Les rivières, couramment appelées dhenavaḥ, les vaches nourricières, sont ici comparées à des Juments, aśvāḥ, car si la Vache symbolise la conscience en tant que connaissance, le Cheval, lui, la symbolise en tant que force. Ashva, le Cheval la force dynamique de la Vie, et les fleuves prenant soin d’Agni sur terre deviennent les eaux de la Vie, de la dynamis ou kinésis vitale, le Prana, qui se meut et agit, désire et prend plaisir. Agni lui-même commence par être chaleur et pouvoir matériels, prend plus tard la forme du Cheval, et ensuite seulement devient le feu céleste.

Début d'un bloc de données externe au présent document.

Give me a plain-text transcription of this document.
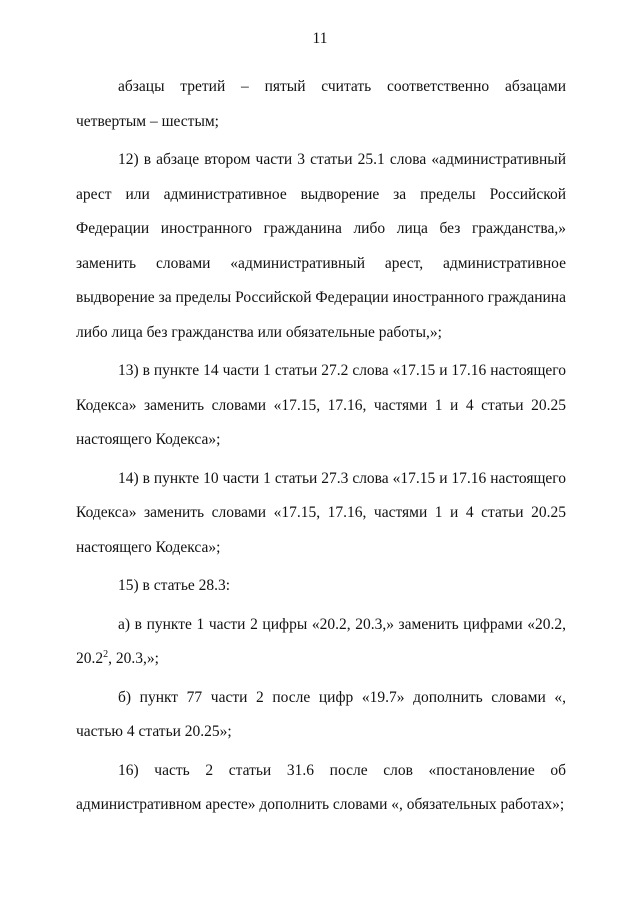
11

абзацы третий – пятый считать соответственно абзацами четвертым – шестым;

12) в абзаце втором части 3 статьи 25.1 слова «административный арест или административное выдворение за пределы Российской Федерации иностранного гражданина либо лица без гражданства,» заменить словами «административный арест, административное выдворение за пределы Российской Федерации иностранного гражданина либо лица без гражданства или обязательные работы,»;

13) в пункте 14 части 1 статьи 27.2 слова «17.15 и 17.16 настоящего Кодекса» заменить словами «17.15, 17.16, частями 1 и 4 статьи 20.25 настоящего Кодекса»;

14) в пункте 10 части 1 статьи 27.3 слова «17.15 и 17.16 настоящего Кодекса» заменить словами «17.15, 17.16, частями 1 и 4 статьи 20.25 настоящего Кодекса»;

15) в статье 28.3:

а) в пункте 1 части 2 цифры «20.2, 20.3,» заменить цифрами «20.2, 20.2$^2$, 20.3,»;

б) пункт 77 части 2 после цифр «19.7» дополнить словами «, частью 4 статьи 20.25»;

16) часть 2 статьи 31.6 после слов «постановление об административном аресте» дополнить словами «, обязательных работах»;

Sa première tache est de donner, lui l’Enfant des Eaux, sa pleine forme et extension et pureté au monde intermédiaire, le monde vital ou dynamique, raja ātatanvān. Il purifie la vie nerveuse en l’homme, y répandant ses propres membres brillants et purs exaltant ses impulsions et désirs, sa volonté purifiee dans l’action, kratum, à l’aide des purs pouvoirs de la Vérité et Sagesse superconsciente, kavibhiḥ pavitraiḥ. Ainsi endosse-t-il ses vastes gloires, et non plus l’activité spasmodique et limitée des désirs et instincts, tel un vêtement passé tout autour de la vie des Eaux (rik 5).
Les eaux septuples s’élèvent donc et deviennent l’activité mentale pure, les Puissantes du Ciel. Là elles se révèlent être les premières, éternelles et toujours jeunes énergies, rivières distinctes mais de même origine – car elles ont toutes coulé du sein unique de la Vérité superconsciente –, les sept Mots ou Voix ou expressions créatrices fondamentales du Mental divin, sapta vāṇīḥ. Cette vie du mental pur ne ressemble pas à celle de la vie nerveuse, qui dévore son objet pour nourrir son existence mortelle; ses eaux à elle, bien que ne dévorant pas, ne font jamais défaut; elles sont la vérité éternelle revêtue du voile transparent des formes mentales; c’est pourquoi on les dit “ni vêtues ni nues” (rik 6).
Mais ceci n’est pas le dernier stade. La Force monte et gagne la matrice ou l’origine de cette clarté mentale, ghṛtasya, les eaux s’écoulent comme des fleuves de divine douceur, sravathe madhūnām; là les formes qu’elle adopte sont des formes universelles, des masses de la Conscience vaste et infinie. En conséquence, cette descente de douceur alimente les rivières nourricières du monde inférieur et cette lumière de la Vérité, grâce à cette manne de Béatitude, infinie, aplanit et harmonise parfaitement, sur toute leur étendue, la conscience mentale et la conscience physique, les deux premières Mères de la Volonté qui accomplit tout (rik 7). Elles véhiculent la pleine force d’Agni, le feu de ses éclairs, la gloire et l’extase de ses formes universelles. Car là où le Seigneur, le Mâle, le Taureau d’abondance est accru par la Sagesse de la Vérité superconsciente, là coulent toujours les flots de la clarté et les flots de la béatitude (rik 8).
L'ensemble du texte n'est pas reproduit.